My code has these two classes:
import torch
import torch.nn as nn
import torchvision
from torchvision import models
class LTE(torch.nn.Module):
def __init__(self, requires_grad=True):
super(LTE, self).__init__()
vgg_pretrained_features = models.vgg19(pretrained=True).features
self.slice1 = torch.nn.Sequential()
for x in range(2):
self.slice1.add_module(str(x), vgg_pretrained_features[x])
if not requires_grad:
for param in self.slice1.parameters():
param.requires_grad = requires_grad
class TTSR(nn.Module):
def __init__(self):
super(TTSR, self).__init__()
self.LTE = LTE(requires_grad=True)
self.LTE_copy = LTE(requires_grad=False)
def forward(self, sr=None):
print("LTE "+str(torch.cuda.current_device())+" "+str(self.LTE.state_dict().keys()))
print("LTE_copy "+str(torch.cuda.current_device())+" "+str(self.LTE_copy.state_dict().keys()))
If I now initialize a TTSR model and run the forward function:
device = torch.device('cuda')
_model = TTSR().to(device)
a = _model(sr=1)
Then, this is my output:
LTE 0 odict_keys(['slice1.0.weight', 'slice1.0.bias'])
LTE_copy 0 odict_keys(['slice1.0.weight', 'slice1.0.bias'])

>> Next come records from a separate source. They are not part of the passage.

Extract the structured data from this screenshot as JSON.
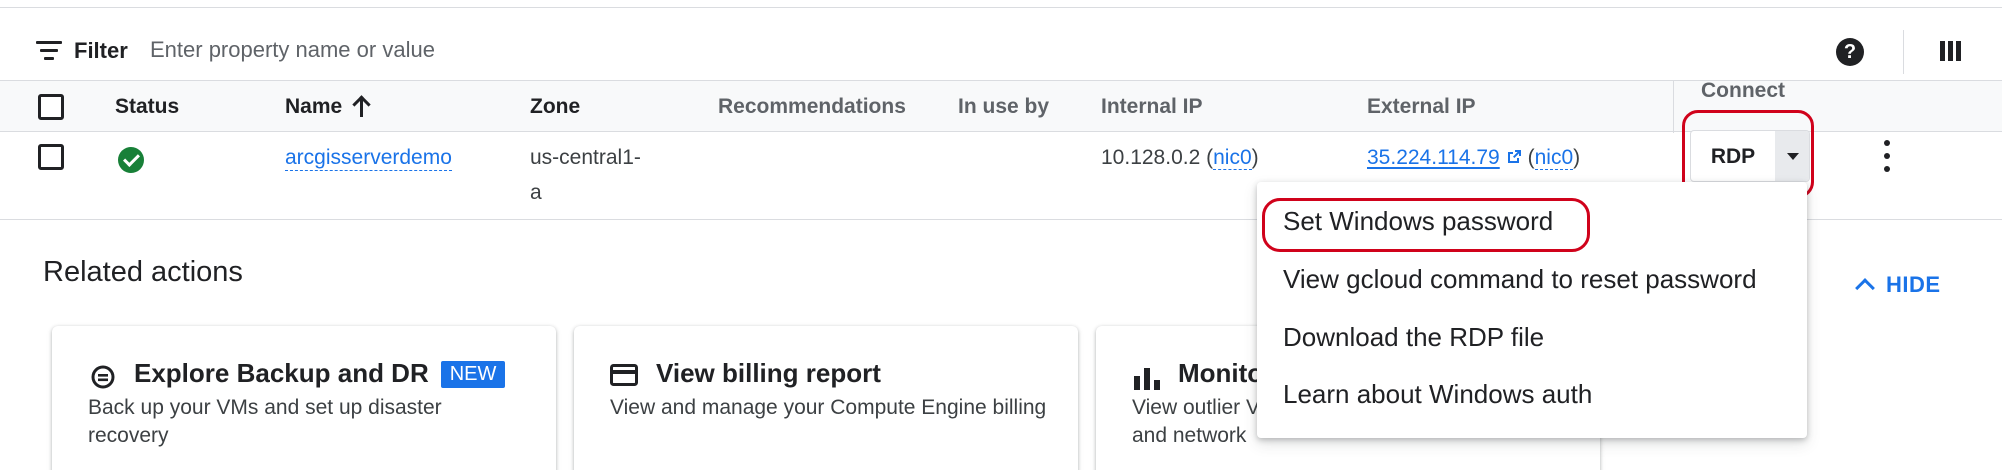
{
  "filter": {
    "label": "Filter",
    "placeholder": "Enter property name or value",
    "value": ""
  },
  "toolbar": {
    "help_icon": "help-icon",
    "help_glyph": "?",
    "columns_icon": "columns-icon"
  },
  "table": {
    "headers": {
      "status": "Status",
      "name": "Name",
      "zone": "Zone",
      "recommendations": "Recommendations",
      "in_use_by": "In use by",
      "internal_ip": "Internal IP",
      "external_ip": "External IP",
      "connect": "Connect"
    },
    "rows": [
      {
        "status": "running",
        "name": "arcgisserverdemo",
        "zone_line1": "us-central1-",
        "zone_line2": "a",
        "internal_ip": "10.128.0.2",
        "internal_nic": "nic0",
        "external_ip": "35.224.114.79",
        "external_nic": "nic0",
        "connect": "RDP"
      }
    ]
  },
  "paren_open": "(",
  "paren_close": ")",
  "connect_menu": {
    "items": [
      "Set Windows password",
      "View gcloud command to reset password",
      "Download the RDP file",
      "Learn about Windows auth"
    ]
  },
  "related": {
    "title": "Related actions",
    "hide_label": "HIDE",
    "cards": [
      {
        "icon": "backup-icon",
        "title": "Explore Backup and DR",
        "badge": "NEW",
        "desc": "Back up your VMs and set up disaster recovery"
      },
      {
        "icon": "billing-card-icon",
        "title": "View billing report",
        "desc": "View and manage your Compute Engine billing"
      },
      {
        "icon": "bar-chart-icon",
        "title": "Monito",
        "desc_line1": "View outlier V",
        "desc_line2": "and network"
      }
    ]
  },
  "colors": {
    "accent": "#1a73e8",
    "status_ok": "#188038",
    "highlight": "#d0021b"
  }
}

This is fine so far! But if I use DataParallel now (with two GPUs),
model = nn.DataParallel(_model, list(range(2)))
a = model(sr=1)
my output is as follows:
LTE 0 odict_keys([ ])
LTE_copy 0 odict_keys(['slice1.0.weight', 'slice1.0.bias'])
LTE 1 odict_keys([ ])
LTE_copy 1 odict_keys([ ])
- Why does requires_grad = True lead to those Keys [‘slice1.0.weight’, ‘slice1.0.bias’] missing in the state_dict? This only happens once I send that model to DataParallel.
- Did I understand it correct, that DataParallel always has one main GPU where the model is stored in (DataParallel imbalanced memory usage) and therefore the state_dicts of LTE1 & LTE_copy1 are empty?